Seeding your sampler

Somewhere you will store the current state, say $x$. Start with $x=0$. If $n\le 0$ is passed to your sampler function, instead of generating random sample, reset the state to $x=0$ and return empty vector. This is a way to seed your sampler without introducing another function.

Random number generation

In your code you must may use the Linear Congruential Generator provided by the instructor, so that the results are reproducible in both Python and R with all (binary) digits identical. When choosing the jump size $i$ to jump from $x$ to $x+i$, where $i\in\{l,l+1,\ldots,r\}$, follow this procedure:

Note that for $l=-1$, $r=1$ I used precisely this method in my demo code. NOTE: One exception to the above rule is that I handled $j=0$ last.

Important do-not's and do's

Do not seed the random number generator, I will seed it for you. Do not use burnin and do not skip samples (unlike in my demo code for Example 1.31). Do start at state $x=0$.

Problem C100.4

Consider the following variation of M/M/Q queue. A bank has $s$ tellers. Customers arrive at a rate $\lambda$. The service time is exponentially distributed with rate $\mu$. When all servers are busy, a customer waits in line for the next available teller.

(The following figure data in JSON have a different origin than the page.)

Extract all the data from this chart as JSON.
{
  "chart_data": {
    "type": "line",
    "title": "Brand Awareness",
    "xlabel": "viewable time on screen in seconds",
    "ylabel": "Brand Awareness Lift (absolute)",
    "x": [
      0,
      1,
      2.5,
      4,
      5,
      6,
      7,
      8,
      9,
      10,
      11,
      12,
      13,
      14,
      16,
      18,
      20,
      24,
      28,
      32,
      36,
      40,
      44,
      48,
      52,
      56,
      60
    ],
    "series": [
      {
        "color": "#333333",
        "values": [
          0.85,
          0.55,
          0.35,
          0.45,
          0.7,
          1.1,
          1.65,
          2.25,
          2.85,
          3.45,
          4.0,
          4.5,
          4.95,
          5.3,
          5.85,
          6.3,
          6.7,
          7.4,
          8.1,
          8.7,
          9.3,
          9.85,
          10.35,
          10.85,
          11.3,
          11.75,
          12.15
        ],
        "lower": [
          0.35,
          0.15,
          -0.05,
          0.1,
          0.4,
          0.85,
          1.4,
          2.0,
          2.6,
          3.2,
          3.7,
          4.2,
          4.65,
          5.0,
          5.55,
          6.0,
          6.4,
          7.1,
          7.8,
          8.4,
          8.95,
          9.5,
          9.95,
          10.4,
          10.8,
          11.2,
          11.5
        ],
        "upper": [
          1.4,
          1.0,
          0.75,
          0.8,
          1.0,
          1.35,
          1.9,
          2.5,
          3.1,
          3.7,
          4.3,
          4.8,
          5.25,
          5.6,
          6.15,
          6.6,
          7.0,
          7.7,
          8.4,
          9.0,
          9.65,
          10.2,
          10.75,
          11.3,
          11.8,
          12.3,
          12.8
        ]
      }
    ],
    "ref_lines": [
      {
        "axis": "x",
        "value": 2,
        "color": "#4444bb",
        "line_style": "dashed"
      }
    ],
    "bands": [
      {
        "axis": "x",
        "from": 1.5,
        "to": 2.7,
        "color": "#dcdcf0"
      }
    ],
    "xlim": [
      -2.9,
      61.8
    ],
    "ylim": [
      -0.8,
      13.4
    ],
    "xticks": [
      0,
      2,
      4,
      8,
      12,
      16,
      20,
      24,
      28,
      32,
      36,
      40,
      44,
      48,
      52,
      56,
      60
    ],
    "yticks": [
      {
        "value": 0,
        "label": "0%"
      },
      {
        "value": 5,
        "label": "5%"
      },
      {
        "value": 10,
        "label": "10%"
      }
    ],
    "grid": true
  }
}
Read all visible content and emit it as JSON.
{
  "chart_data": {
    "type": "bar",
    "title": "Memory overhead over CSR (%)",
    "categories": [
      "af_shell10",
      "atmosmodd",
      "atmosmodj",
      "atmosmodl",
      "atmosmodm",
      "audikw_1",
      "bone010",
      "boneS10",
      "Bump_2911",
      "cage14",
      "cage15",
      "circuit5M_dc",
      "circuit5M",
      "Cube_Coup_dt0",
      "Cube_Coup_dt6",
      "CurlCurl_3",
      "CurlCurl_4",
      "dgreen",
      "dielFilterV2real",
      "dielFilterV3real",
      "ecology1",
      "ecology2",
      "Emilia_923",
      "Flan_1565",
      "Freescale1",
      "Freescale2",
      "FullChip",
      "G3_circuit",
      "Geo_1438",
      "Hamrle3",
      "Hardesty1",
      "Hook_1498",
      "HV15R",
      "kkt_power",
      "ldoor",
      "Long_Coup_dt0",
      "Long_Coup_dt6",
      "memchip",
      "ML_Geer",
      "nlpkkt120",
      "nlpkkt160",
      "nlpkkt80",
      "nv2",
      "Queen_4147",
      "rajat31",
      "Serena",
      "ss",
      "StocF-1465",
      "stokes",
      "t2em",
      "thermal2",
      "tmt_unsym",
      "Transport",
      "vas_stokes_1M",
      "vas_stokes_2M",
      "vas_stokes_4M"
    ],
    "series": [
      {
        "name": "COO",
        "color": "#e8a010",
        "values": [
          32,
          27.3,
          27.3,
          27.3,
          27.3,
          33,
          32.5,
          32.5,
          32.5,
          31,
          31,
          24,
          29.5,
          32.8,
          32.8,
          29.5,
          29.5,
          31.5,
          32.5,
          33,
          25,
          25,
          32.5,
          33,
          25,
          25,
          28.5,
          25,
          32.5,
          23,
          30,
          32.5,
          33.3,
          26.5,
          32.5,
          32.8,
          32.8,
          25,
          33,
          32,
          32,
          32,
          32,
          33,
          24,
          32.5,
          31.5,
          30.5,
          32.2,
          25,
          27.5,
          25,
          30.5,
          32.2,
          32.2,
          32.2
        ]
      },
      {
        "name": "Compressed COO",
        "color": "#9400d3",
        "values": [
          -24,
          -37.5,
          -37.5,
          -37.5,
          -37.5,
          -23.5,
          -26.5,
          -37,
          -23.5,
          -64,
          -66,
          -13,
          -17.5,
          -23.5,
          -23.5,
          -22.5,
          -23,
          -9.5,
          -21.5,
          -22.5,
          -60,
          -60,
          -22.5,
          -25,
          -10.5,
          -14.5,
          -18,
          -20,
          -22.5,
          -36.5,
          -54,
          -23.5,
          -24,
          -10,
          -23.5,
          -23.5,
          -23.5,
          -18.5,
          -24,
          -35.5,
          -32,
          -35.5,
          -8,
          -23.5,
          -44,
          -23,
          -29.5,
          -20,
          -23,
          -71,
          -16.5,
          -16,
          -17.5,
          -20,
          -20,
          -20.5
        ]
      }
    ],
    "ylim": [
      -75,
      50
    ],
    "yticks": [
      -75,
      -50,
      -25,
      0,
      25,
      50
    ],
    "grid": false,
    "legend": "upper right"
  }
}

The new rule is that a customer that waits in line may choose to leave at any time with rate $\eta$. That is, if a customer is currently waiting in-line, she may leave after time $t \sim Expon(\eta)$.

Write a function markovsim, which simulates this continuout-time Markov chain. Follow the calling convention of the provided simulator for the standard M/M/Q queue.

Detailed function prototypes

The R code should have a function


      markovsim <- function(y0=0, t=1, lambda=1, mu=1, eta = 1, n.servers = 2) {
      ...
      list(T=T,Y=Y)
      }
    
    
implemented in the file "markovsim.R" which shall be submitted through Gradescope.

Likewise, Python should have a function


      def markovsim(y0=0, t=1, lambd=1, mu=1, eta=1, n_servers = 2):
      ...
      return [T,Y]
    
    

in the file "markovsim.py" to be submitted through Gradescope.

NOTE: the name "lambd" is not misspelled! Now "lambda" is a reserved keyword in Python, so you cannot use it as a variable.

The returned vectors $T$ and $Y$ should contain the event times and states as in the starter code.